A number of exhibitions have dealt with the metaphor of loss. Exhibitions such as Nexus Contemporary Arts Center’s “the subject is AIDS” and “Art addressing AIDS” at San Francisco State University, though powerful, case the artist in the role of social commentator removed from the daily reality of the disease.

The most effective works have been made within the artist collective. An excellent model is the ACT UP collective’s installation titled “Let the Record Show…” which appeared in the window of the New Museum of Contemporary Art in November, 1987/ This work indicted the government’s complacency in the face of the crisis and included reactionary and outrageous quotes from Jesse Helms, Jerry Falwell and William Buckley.

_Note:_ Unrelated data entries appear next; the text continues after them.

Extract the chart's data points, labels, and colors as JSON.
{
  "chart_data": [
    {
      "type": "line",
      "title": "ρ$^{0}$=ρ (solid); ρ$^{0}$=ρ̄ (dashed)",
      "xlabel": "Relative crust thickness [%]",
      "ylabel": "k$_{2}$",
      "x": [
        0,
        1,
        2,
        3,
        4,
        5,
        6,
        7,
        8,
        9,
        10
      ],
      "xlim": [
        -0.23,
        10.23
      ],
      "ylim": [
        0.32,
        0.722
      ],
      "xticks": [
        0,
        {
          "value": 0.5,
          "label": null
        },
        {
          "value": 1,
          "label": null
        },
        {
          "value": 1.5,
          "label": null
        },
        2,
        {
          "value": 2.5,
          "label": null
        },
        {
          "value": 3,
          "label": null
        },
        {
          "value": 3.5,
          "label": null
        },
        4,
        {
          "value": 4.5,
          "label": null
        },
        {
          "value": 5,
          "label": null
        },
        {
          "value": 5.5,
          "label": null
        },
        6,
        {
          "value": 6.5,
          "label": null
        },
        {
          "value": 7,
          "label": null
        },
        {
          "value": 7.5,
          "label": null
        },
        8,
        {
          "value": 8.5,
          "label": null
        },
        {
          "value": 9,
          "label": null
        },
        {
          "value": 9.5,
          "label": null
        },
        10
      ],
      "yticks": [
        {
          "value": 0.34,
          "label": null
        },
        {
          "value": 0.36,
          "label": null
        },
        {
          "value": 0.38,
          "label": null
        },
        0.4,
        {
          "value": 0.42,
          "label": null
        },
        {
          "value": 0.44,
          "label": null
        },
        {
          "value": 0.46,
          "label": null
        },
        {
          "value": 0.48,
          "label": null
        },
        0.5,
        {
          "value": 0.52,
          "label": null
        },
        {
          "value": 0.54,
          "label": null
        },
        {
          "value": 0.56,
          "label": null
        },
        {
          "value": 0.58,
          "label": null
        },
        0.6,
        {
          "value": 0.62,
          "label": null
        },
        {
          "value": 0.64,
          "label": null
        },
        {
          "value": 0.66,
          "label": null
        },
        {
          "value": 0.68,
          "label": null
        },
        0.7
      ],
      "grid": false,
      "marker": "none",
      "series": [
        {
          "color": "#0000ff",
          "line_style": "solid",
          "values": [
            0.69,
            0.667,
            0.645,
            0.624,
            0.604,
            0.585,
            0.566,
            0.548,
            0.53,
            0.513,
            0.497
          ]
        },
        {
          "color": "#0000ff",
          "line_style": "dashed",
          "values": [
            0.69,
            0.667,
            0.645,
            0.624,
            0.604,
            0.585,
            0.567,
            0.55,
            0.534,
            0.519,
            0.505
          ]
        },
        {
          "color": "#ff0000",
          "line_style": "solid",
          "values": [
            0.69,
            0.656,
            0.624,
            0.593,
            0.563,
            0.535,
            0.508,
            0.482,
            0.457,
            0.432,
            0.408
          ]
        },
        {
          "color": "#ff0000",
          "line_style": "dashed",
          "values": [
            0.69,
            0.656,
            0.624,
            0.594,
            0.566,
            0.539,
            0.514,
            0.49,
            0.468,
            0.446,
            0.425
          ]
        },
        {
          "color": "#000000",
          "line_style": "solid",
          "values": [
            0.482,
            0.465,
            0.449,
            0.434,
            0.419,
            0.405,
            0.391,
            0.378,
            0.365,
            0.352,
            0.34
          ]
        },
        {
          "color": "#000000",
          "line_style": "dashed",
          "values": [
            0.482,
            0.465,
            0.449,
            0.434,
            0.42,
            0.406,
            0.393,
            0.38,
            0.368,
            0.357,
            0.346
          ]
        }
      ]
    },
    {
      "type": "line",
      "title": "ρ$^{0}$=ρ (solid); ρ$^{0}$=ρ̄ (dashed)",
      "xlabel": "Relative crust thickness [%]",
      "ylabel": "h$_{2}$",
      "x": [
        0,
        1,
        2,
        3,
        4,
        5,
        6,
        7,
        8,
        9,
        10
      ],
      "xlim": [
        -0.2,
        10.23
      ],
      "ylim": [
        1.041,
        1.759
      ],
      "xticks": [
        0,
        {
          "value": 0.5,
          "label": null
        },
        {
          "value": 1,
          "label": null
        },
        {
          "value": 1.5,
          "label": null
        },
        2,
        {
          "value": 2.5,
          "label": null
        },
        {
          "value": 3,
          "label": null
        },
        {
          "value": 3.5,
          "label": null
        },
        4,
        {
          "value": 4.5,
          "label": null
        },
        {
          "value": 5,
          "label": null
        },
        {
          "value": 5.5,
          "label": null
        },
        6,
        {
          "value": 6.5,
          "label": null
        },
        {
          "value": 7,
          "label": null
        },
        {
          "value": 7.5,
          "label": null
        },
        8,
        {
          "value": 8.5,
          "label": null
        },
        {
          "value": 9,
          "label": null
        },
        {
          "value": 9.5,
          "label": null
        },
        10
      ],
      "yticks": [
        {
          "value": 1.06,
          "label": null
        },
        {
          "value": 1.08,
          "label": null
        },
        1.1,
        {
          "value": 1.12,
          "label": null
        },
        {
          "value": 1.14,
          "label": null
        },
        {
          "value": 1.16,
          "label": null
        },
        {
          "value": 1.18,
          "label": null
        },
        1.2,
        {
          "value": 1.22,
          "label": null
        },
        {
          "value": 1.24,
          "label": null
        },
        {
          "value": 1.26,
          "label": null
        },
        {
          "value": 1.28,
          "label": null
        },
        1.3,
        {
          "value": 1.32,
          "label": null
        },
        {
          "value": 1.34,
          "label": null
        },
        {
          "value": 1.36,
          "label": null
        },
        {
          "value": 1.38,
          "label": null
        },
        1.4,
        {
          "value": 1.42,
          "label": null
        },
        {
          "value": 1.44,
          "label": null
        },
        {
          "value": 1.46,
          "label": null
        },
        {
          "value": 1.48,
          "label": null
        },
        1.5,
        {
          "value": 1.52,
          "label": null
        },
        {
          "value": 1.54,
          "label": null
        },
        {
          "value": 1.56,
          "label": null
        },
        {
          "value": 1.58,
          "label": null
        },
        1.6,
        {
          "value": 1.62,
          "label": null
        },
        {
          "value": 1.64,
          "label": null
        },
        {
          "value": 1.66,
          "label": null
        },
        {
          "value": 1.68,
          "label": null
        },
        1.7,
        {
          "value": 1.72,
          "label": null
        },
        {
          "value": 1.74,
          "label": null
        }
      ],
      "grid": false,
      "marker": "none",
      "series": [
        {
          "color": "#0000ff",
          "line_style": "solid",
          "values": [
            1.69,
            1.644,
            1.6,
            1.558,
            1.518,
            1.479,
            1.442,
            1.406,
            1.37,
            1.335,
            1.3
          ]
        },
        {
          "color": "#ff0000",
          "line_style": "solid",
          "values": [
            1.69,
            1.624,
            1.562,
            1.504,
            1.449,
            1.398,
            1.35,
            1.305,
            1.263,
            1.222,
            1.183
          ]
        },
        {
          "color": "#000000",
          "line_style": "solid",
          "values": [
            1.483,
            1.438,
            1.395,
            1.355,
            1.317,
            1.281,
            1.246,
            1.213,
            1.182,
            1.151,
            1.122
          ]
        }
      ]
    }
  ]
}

Group Material recently held a series of exhibitions at the Dia Foundation Gallery in New York. One show in the series was titled “AIDS and Democracy.” Group Material has stated that the installation “will create a juncture in which sorrow, rage, and fear can be used to reinforce our decision to act, to empower ourselves in the struggle for a society in which all individuals will have their  most basic needs fulfilled by a responsible, egalitarian, and truly democratic government.”

A flyer by the ACT UP Collective questions the artistic representation of People With Aids. It states “The artist’s choice to produce representational work always affects more than a single artist’s career, going beyond issues of curation, beyond the walls on which an artist’s work is displayed. Ultimately, issues of representation affect those portrayed.”

The AIDS Art Action Collective is involved in an ongoing discussion about the issue of representation. Through our process we not only inspire and educate ourselves, we define the terms of our representation. In essence we portray ourselves.


Christian Walker was an Atlanta-based artist.